Tonight I find myself home alone, thinking of things to cook. Again. And thinking about my journey through life. I'm not so sure that it is a journey so much as a search, and I never really know what it is I'm searching for- just browsing, really. Different things, of course, but one constant is
food. Maybe it's a
journey through food, maybe I just like to eat, maybe it's
LOVE.
My family is food. From my Greek grandmother's family, chocolatiers; my Greek grandfather, self-taught, accomplished chef and, as local legend has it, owner of a "World-famous restaurant"; and my Alabama Grandmother who cooked elaborate country feasts every Sunday and made the best Chicken and Dumplings and Red Velvet Cake you'll ever eat. My father has carried on in the family tradition of professional chefing, and loves to share his recipes and his TV cooking segments with his mini-me. He tells me I'm a "healthy eater", I hope that means I have a finely tuned appreciation for the divine. My mother was a talented home cook, with hot meals every evening and adventurous lunch boxes. I can't tell you how many "Ewwwww's" I got over my Cream cheese, Carrot, and Raisin sandwiches on Whole Wheat when my friends were eating Bologna on White. Sheesh.

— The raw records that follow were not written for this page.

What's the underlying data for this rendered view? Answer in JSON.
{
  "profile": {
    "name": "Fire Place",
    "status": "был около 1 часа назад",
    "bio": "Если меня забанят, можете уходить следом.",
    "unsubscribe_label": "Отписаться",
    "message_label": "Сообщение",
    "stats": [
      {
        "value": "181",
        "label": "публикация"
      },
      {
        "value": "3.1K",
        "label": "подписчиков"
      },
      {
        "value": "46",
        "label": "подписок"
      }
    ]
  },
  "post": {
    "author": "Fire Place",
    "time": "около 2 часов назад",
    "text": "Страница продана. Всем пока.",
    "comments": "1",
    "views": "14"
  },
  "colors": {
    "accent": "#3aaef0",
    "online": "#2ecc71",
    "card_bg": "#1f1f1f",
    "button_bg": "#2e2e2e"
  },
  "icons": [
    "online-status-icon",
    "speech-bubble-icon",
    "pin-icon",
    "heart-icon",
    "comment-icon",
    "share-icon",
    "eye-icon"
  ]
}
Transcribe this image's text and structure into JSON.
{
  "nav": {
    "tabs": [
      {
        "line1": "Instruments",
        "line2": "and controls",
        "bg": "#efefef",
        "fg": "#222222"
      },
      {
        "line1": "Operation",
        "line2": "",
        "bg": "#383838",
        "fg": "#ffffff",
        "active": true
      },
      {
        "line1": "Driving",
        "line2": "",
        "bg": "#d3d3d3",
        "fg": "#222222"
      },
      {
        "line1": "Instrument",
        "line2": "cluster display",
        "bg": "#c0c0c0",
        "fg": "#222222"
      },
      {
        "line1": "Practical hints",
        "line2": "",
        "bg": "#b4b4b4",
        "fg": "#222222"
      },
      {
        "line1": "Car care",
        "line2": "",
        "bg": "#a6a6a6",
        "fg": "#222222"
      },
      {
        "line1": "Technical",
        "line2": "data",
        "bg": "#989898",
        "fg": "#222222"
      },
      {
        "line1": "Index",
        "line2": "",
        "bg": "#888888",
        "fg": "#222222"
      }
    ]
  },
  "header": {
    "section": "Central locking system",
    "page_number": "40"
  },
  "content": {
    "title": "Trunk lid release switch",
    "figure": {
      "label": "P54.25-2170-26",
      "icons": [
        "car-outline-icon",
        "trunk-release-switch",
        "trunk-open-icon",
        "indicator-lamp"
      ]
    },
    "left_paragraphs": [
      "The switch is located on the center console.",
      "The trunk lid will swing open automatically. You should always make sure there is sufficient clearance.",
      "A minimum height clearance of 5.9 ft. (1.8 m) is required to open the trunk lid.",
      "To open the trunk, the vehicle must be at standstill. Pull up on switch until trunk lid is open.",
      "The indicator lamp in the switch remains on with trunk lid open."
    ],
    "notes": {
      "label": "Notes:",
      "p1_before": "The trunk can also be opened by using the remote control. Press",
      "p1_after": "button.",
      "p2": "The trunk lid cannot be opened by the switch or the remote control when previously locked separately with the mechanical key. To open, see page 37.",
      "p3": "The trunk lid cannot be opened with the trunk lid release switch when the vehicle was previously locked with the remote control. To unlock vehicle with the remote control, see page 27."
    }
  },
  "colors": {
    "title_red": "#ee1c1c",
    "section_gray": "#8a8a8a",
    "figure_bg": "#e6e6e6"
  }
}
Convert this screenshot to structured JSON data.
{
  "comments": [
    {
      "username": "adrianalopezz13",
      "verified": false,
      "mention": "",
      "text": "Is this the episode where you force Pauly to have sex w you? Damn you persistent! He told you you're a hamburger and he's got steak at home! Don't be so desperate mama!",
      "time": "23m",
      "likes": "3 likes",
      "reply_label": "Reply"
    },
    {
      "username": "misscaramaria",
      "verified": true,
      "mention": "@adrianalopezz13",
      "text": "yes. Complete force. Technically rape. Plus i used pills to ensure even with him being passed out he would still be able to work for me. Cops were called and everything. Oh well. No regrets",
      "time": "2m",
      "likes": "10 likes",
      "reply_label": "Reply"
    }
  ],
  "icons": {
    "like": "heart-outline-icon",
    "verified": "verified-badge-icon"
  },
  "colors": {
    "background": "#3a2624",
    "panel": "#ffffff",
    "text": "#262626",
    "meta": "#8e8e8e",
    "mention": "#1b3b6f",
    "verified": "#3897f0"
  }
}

So, back to my food journeys, these have mostly come in the
cooked-for-me form rather than the
I-cooked form. My father still won't let me cut anything in his kitchen. "Sweetheart, let me do that for you", he says. Throughout the years I've put it to the test, cooking, and I believe the most growth I've seen in my skills and abilities have been in the past 2 years. Significant changes in my life have made this possible. Gone are the days College, drinking PBR and mac-n-cheese. Sayonara to my tiny Tokyo kitchen, with dorm-sized fridge, and 2-burner stove (no oven). Over are the 16 hour grad school days.
And, utmost, I now have someone else in my life who will eat what I cook, no matter how disastrous it turns out! (and there have been some disasters).
I started this blog more than a year ago to chronicle my culinary journey. Imagining that this would be culled from my dining-out experiences, rather than my kitchen adventures. I had just moved to L.A. and the culinary landscape was awe inspiring. It never happened. Looking back now, I realize all of the missed opportunities to immortalize my kitchen creations and mishaps. It's like watching a child grow! All of those awkward and embarrassing moments captured, in digital format, for eternity. Well, no longer! I am here to post! New Year, New Journey!
As a side-note, I am a terrible journalizer. I
Yelp!, that is fairly constant. That's how I keep track of where and what I eat- good or bad. This will be my forum for keeping track of what I
cook. When the mood strikes, when I remember.